Tried, unfortunately it is the same behaviour as using __EGL_VENDOR_LIBRARY_DIRS or __EGL_VENDOR_LIBRARY_FILENAMES "reversed".
I'd need to know more about what the application is trying to do to be sure
I can help with this if I would know what You want to check, any specific command output? My system is: Fedora Silverblue 39 Kernel 6.5.6 Nvidia driver 535.113.01 egl-wayland 1.1.12
Tried, unfortunately it is the same behaviour as using __EGL_VENDOR_LIBRARY_DIRS or __EGL_VENDOR_LIBRARY_FILENAMES "reversed".
That's enough to confirm my guess: With Mesa as the first (or only) vendor library, the application ends up using Mesa, and something in Mesa is either failing, missing, or behaving in a way that the application can't cope with. It's probably either a simple app bug or some feature that the app needs which Mesa doesn't have.
Either way, though, that means the problem is outside egl-wayland or the nvidia driver.
Using the search functionality in gnome shell wakes the gpu up. I kid you not.
The sudden spikes in power consumption I kept experiencing might be explained by this...
Using the search functionality in gnome shell wakes the gpu up. I kid you not.
That with the current version of egl-wayland?
It wouldn't surprise me if the search function spawned a new wayland client process, and if that's all it is, then commit ba6c38a should fix it.
egl-wayland package is version 1.1.12-3.fc39. Is this the latest version?

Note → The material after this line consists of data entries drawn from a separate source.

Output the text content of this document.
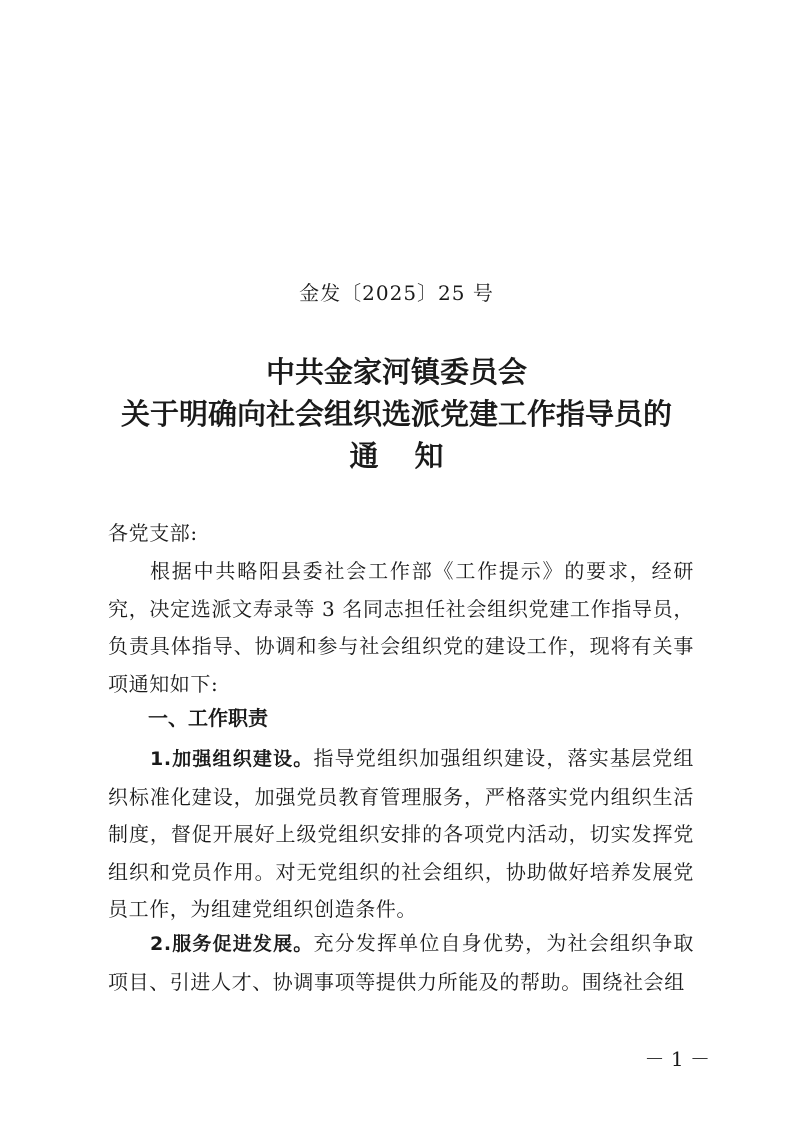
金发〔2025〕25 号
中共金家河镇委员会
关于明确向社会组织选派党建工作指导员的
通知
各党支部:
根据中共略阳县委社会工作部《工作提示》的要求，经研究，决定选派文寿录等 3 名同志担任社会组织党建工作指导员，负责具体指导、协调和参与社会组织党的建设工作，现将有关事项通知如下:
一、工作职责
1.加强组织建设。指导党组织加强组织建设，落实基层党组织标准化建设，加强党员教育管理服务，严格落实党内组织生活制度，督促开展好上级党组织安排的各项党内活动，切实发挥党组织和党员作用。对无党组织的社会组织，协助做好培养发展党员工作，为组建党组织创造条件。
2.服务促进发展。充分发挥单位自身优势，为社会组织争取项目、引进人才、协调事项等提供力所能及的帮助。围绕社会组
－ 1 －
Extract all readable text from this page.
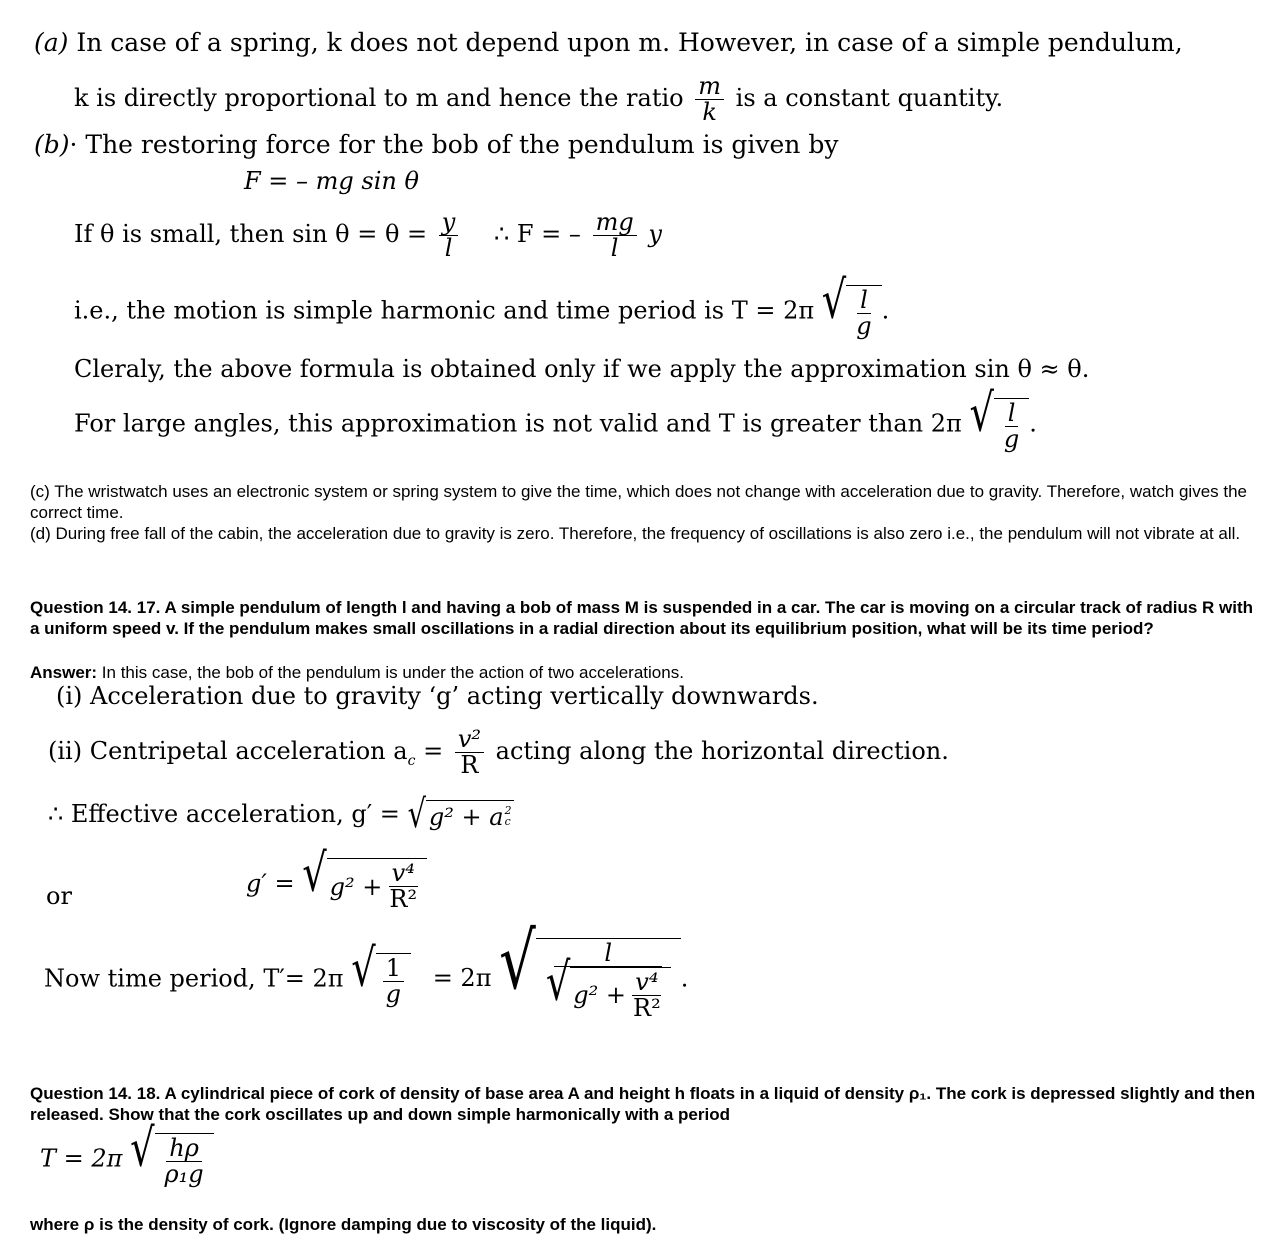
(a) In case of a spring, k does not depend upon m. However, in case of a simple pendulum,
k is directly proportional to m and hence the ratio $\frac{m}{k}$ is a constant quantity.
(b)· The restoring force for the bob of the pendulum is given by
F = – mg sin θ
If θ is small, then $\sin \theta = \theta = \frac{y}{l}$ ∴ F = – $\frac{mg}{l}$ y
i.e., the motion is simple harmonic and time period is T = 2π √ $\frac{l}{g}$ .
Cleraly, the above formula is obtained only if we apply the approximation sin θ ≈ θ.
For large angles, this approximation is not valid and T is greater than 2π √ $\frac{l}{g}$ .
(c) The wristwatch uses an electronic system or spring system to give the time, which does not change with acceleration due to gravity. Therefore, watch gives the correct time.
(d) During free fall of the cabin, the acceleration due to gravity is zero. Therefore, the frequency of oscillations is also zero i.e., the pendulum will not vibrate at all.
Question 14. 17. A simple pendulum of length l and having a bob of mass M is suspended in a car. The car is moving on a circular track of radius R with a uniform speed v. If the pendulum makes small oscillations in a radial direction about its equilibrium position, what will be its time period?
Answer: In this case, the bob of the pendulum is under the action of two accelerations.
(i) Acceleration due to gravity ‘g’ acting vertically downwards.
(ii) Centripetal acceleration $a_c = \frac{\text{v²}}{R}$ acting along the horizontal direction.
∴ Effective acceleration, g′ = √ g² + a 2
c
or	g′ = √ $g^2 + \frac{\text{v⁴}}{\text{R²}}$
Now time period, T′= 2π √ $\frac{1}{g} = 2\pi$ √	l
√ $g^2 + \frac{\text{v⁴}}{\text{R²}}$ .
Question 14. 18. A cylindrical piece of cork of density of base area A and height h floats in a liquid of density ρ₁. The cork is depressed slightly and then released. Show that the cork oscillates up and down simple harmonically with a period
T = 2π √ $\frac{h\rho}{\text{ρ₁g}}$
where ρ is the density of cork. (Ignore damping due to viscosity of the liquid).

No, 1.1.13 is the one that has the fix for this: https://github.com/NVIDIA/egl-wayland/releases/tag/1.1.13
I can attest to 1.1.13 not fixing GNOME shell (45) search waking up the dGPU for me, but, since GNOME uses search providers (GNOME characters, nautilus, ...), it seems likely that one or more of those providers are contributing to the problem by hitting one of the aforementioned paths (by accident or by underlying code being called indirectly).
Using the search functionality of gnome shell no longer wakes up the GPU for me on egl-wayland-1.1.13-1.fc39
Fix appears to work as advertised. @kbrenneman
I've reported the wake up issue on Flatpak programs to upstream: https://gitlab.com/freedesktop-sdk/freedesktop-sdk/-/issues/1683
I'm also wondering, though, if these specific remaining issues are then also a problem for hybrid GPU setups with an AMD or even Intel dGPU? I have none to test currently, but it might be interesting to mention in upstream reports and make it more testable for developers.
Hard to say. If the driver for the dGPU is Mesa, then it would depend on how Mesa handles device enumeration and selection internally.
For me, nouveau behaves the same as the NVIDIA proprietary driver for me here (experiencing wakeups with Chromium/-based apps, neofetch, GNOME Settings -> About panel), so it's worth noting it's an issue on that side of the fence as well
https://gitlab.com/freedesktop-sdk/freedesktop-sdk/-/issues/1683#note_1713305231
Freedesktop upstream says that they don't ship egl-wayland separately; the binary provided by nvidia driver package is used, which is currently still at 1.1.12
.
This is why flatpak programs continue to be affected by this bug.
@erik-kz Is egl-wayland 1.1.13 going to be included with the next nvidia driver major release? If not, is there any timeline to do so? Asking to see if it's worth the trouble for freedesktop's runtime to package it separately.